Wladimir Putins Sicherheitskräfte hatten die Verdächtigen schlimm zugerichtet. Und die Welt, vor allem das russische Publikum, sollte das auch sehen. Einer der Männer saß halb benommen im Rollstuhl, ein weiterer wurde mit schweren Schwellungen im Gesicht vor den Richter gezerrt, ein dritter trug einen Verband über dem Kopf: Dem Mann war von Sicherheitskräften ein Ohr abgeschnitten worden, also falls die Bilder echt sind, die zuerst in prorussischen Medien verbreitet wurden. Die insgesamt vier Verdächtigen sollen am Freitagabend das Feuer auf Zivilisten in der Moskauer Crocus City Hall eröffnet haben. 137 Menschen starben.

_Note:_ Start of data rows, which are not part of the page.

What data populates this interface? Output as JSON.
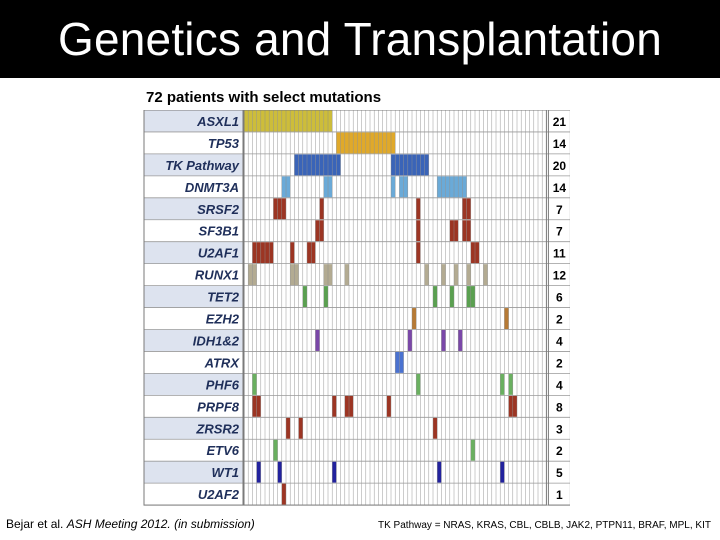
{
  "title": "Genetics and Transplantation",
  "subtitle": "72 patients with select mutations",
  "footer": {
    "citation_prefix": "Bejar et al. ",
    "citation_journal": "ASH Meeting 2012.",
    "citation_suffix": " (in submission)",
    "note": "TK Pathway = NRAS, KRAS, CBL, CBLB, JAK2, PTPN11, BRAF, MPL, KIT"
  },
  "chart_data": {
    "type": "heatmap",
    "patients": 72,
    "grid": true,
    "rows": [
      {
        "gene": "ASXL1",
        "count": 21,
        "color": "#cdbd3a",
        "columns": [
          1,
          2,
          3,
          4,
          5,
          6,
          7,
          8,
          9,
          10,
          11,
          12,
          13,
          14,
          15,
          16,
          17,
          18,
          19,
          20,
          21
        ]
      },
      {
        "gene": "TP53",
        "count": 14,
        "color": "#e0a92a",
        "columns": [
          23,
          24,
          25,
          26,
          27,
          28,
          29,
          30,
          31,
          32,
          33,
          34,
          35,
          36
        ]
      },
      {
        "gene": "TK Pathway",
        "count": 20,
        "color": "#3a64b8",
        "columns": [
          13,
          14,
          15,
          16,
          17,
          18,
          19,
          20,
          21,
          22,
          23,
          36,
          37,
          38,
          39,
          40,
          41,
          42,
          43,
          44
        ]
      },
      {
        "gene": "DNMT3A",
        "count": 14,
        "color": "#6aaad8",
        "columns": [
          10,
          11,
          20,
          21,
          36,
          38,
          39,
          47,
          48,
          49,
          50,
          51,
          52,
          53
        ]
      },
      {
        "gene": "SRSF2",
        "count": 7,
        "color": "#9c3523",
        "columns": [
          8,
          9,
          10,
          19,
          42,
          53,
          54
        ]
      },
      {
        "gene": "SF3B1",
        "count": 7,
        "color": "#9c3523",
        "columns": [
          18,
          19,
          42,
          50,
          51,
          53,
          54
        ]
      },
      {
        "gene": "U2AF1",
        "count": 11,
        "color": "#9c3523",
        "columns": [
          3,
          4,
          5,
          6,
          7,
          12,
          16,
          17,
          42,
          55,
          56
        ]
      },
      {
        "gene": "RUNX1",
        "count": 12,
        "color": "#b3ab92",
        "columns": [
          2,
          3,
          12,
          13,
          20,
          21,
          25,
          44,
          48,
          51,
          54,
          58
        ]
      },
      {
        "gene": "TET2",
        "count": 6,
        "color": "#5aa050",
        "columns": [
          15,
          20,
          46,
          50,
          54,
          55
        ]
      },
      {
        "gene": "EZH2",
        "count": 2,
        "color": "#b67a35",
        "columns": [
          41,
          63
        ]
      },
      {
        "gene": "IDH1&2",
        "count": 4,
        "color": "#7a47a8",
        "columns": [
          18,
          40,
          48,
          52
        ]
      },
      {
        "gene": "ATRX",
        "count": 2,
        "color": "#4a72d0",
        "columns": [
          37,
          38
        ]
      },
      {
        "gene": "PHF6",
        "count": 4,
        "color": "#6ab060",
        "columns": [
          3,
          42,
          62,
          64
        ]
      },
      {
        "gene": "PRPF8",
        "count": 8,
        "color": "#9c3523",
        "columns": [
          3,
          4,
          22,
          25,
          26,
          35,
          64,
          65
        ]
      },
      {
        "gene": "ZRSR2",
        "count": 3,
        "color": "#9c3523",
        "columns": [
          11,
          14,
          46
        ]
      },
      {
        "gene": "ETV6",
        "count": 2,
        "color": "#6ab060",
        "columns": [
          8,
          55
        ]
      },
      {
        "gene": "WT1",
        "count": 5,
        "color": "#22229e",
        "columns": [
          4,
          9,
          22,
          47,
          62
        ]
      },
      {
        "gene": "U2AF2",
        "count": 1,
        "color": "#9c3523",
        "columns": [
          10
        ]
      }
    ]
  }
}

1 Wer sind die Verdächtigen?
Die Männer, 19 bis 32 Jahre alt, sitzen in UHaft und stammen aus Tadschikistan. In der muslimisch dominierten Ex-Sowjetrepublik in Zentralasien rekrutiert auch die Terrorgruppe Islamischer Staat Provinz Khorasan (ISPK). Zum Anschlag in Moskau gibt es ein Bekennerschreiben des ISPK, das Experten für echt halten. Zudem hat die Organisation Bodycam-Bilder verbreitet: Sie zeigen den bestialischen Angriff aus der Sicht der Terroristen. Auch die USA haben keine Zweifel, dass der Terrorangriff das Werk des IS ist, und begründen das mit Geheimdiensterkenntnissen. Nur die russische Führung sät Zweifel an der alleinigen Urheberschaft des IS.
2 Wie reagiert Russland?
Putins Sicherheitsapparat antwortet auf den Anschlag auch mit zur Schau gestellten Brutalität. Die Bilder der misshandelten Verdächtigen sollen Macht demonstrieren, nachdem der Anschlag Schwächen im Sicherheitsapparat offengelegt hat. Ein paar Putin-Getreue zettelten zudem eine Debatte über die Rückkehr zur Todesstrafe an. KremlSprecher Dmitrij Peskow wollte das nicht kommentieren. Auch zum Bekennerschreiben des IS äußerte sich Peskow nicht, schließlich seien die Ermittlungen noch im Gange. Nur so viel: Gegen die Bedrohung des Terrorismus sei kein Land gefeit, zumal in einer Zeit, in der international kaum noch kooperiert würde. Allerdings hatten die USA Russland explizit und öffentlich vor einem drohenden Anschlag gewarnt.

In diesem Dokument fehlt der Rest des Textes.